India – Taj Mahal Photography of the exterior of the most famous building in India is allowed. However, the interior is a tomb and it is disrespectful to shoot photos in there.
China, Nanjing – Located here is the Jiangsu National Security Education Museum. Only Chinese citizens are allowed to enter this spy museum. The museum housed spying devices and papers from 1927. The items are considered too sensitive for foreigners to see. Even Chinese citizens must follow the rule that photography is forbidden and can’t photograph the contents.
England, London – The crown jewels are housed in the Tower of London. All photography of the jewels is strictly forbidden. They are protected by bombproof glass, security guards and over 100 security cameras.
Photography Tips for Foreign Countries
- Equipment transportation – What do you need to do to protect your camera and equipment?

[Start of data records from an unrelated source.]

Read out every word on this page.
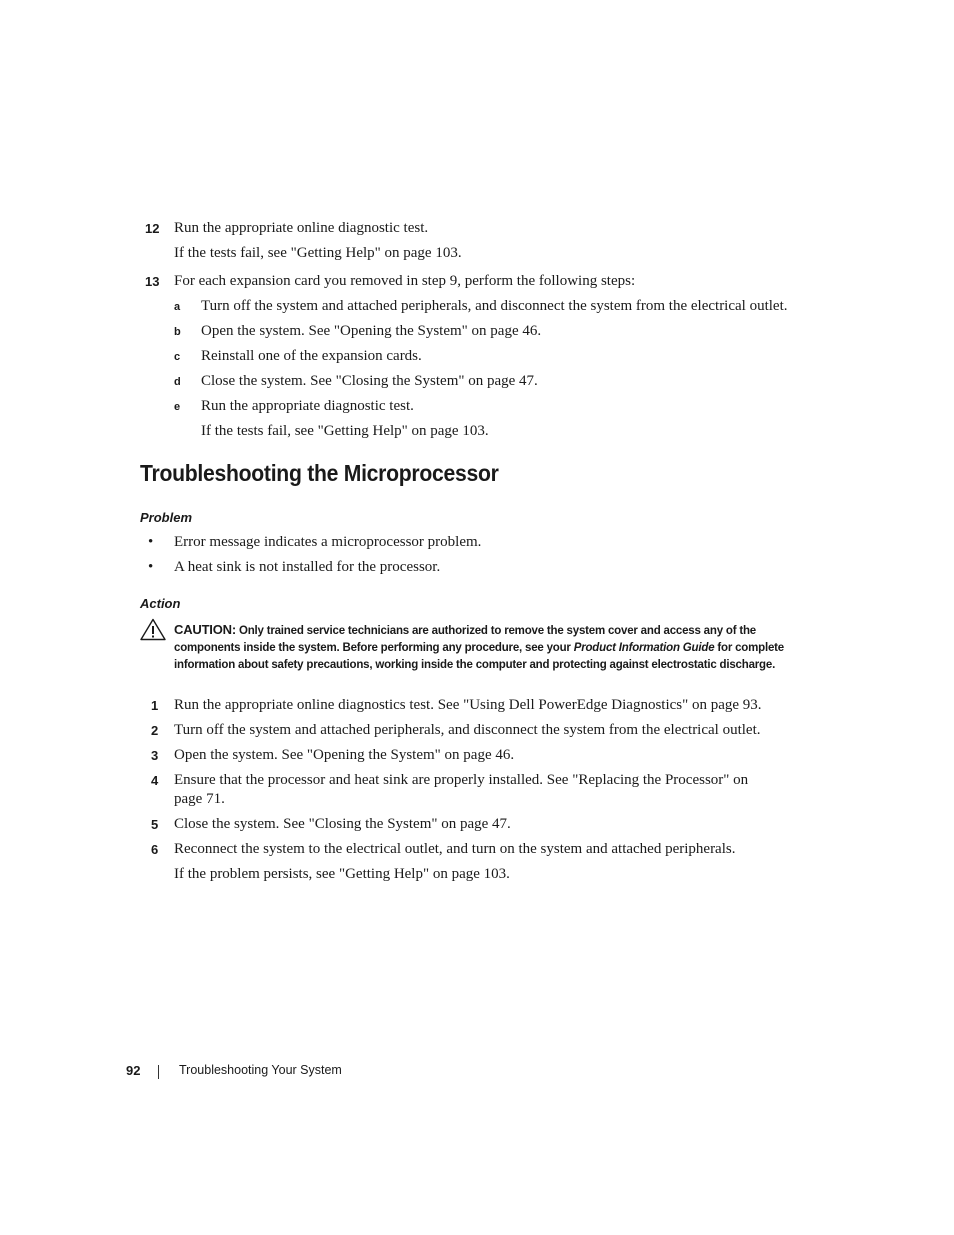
12 Run the appropriate online diagnostic test.
If the tests fail, see "Getting Help" on page 103.
13 For each expansion card you removed in step 9, perform the following steps:
a Turn off the system and attached peripherals, and disconnect the system from the electrical outlet.
b Open the system. See "Opening the System" on page 46.
c Reinstall one of the expansion cards.
d Close the system. See "Closing the System" on page 47.
e Run the appropriate diagnostic test.
If the tests fail, see "Getting Help" on page 103.
Troubleshooting the Microprocessor
Problem
• Error message indicates a microprocessor problem.
• A heat sink is not installed for the processor.
Action
CAUTION: Only trained service technicians are authorized to remove the system cover and access any of the components inside the system. Before performing any procedure, see your Product Information Guide for complete information about safety precautions, working inside the computer and protecting against electrostatic discharge.
1 Run the appropriate online diagnostics test. See "Using Dell PowerEdge Diagnostics" on page 93.
2 Turn off the system and attached peripherals, and disconnect the system from the electrical outlet.
3 Open the system. See "Opening the System" on page 46.
4 Ensure that the processor and heat sink are properly installed. See "Replacing the Processor" on
page 71.
5 Close the system. See "Closing the System" on page 47.
6 Reconnect the system to the electrical outlet, and turn on the system and attached peripherals.
If the problem persists, see "Getting Help" on page 103.
92	Troubleshooting Your System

- Customs consideration – It may be helpful to register your equipment with U.S. Customs before leaving the country. You will receive a receipt verifying that you owned the equipment before departing. Ask at the check-in counter at the airport.
- Batteries – Do you have spare batteries? Will you need a power converter for your battery charger? Do you have the correct type of plug for the electrical supply?
- Security – What special consideration must you give regarding the security of your equipment?
- Cultural Differences – How will the people in the country react to being videotaped? Will you need to ask permission or “pay” to shoot video? Are certain items restricted from being videotaped?
- Language – Do you know the basic language to communicate with people when you want to videotape?
IMPORTANT POST 9/11 FILM INFORMATION
One thing you definitely need to take into consideration is the inspection process of at airports post-September 11. Hand-inspection — which averts the risks X-rays pose – may not be available at some airports.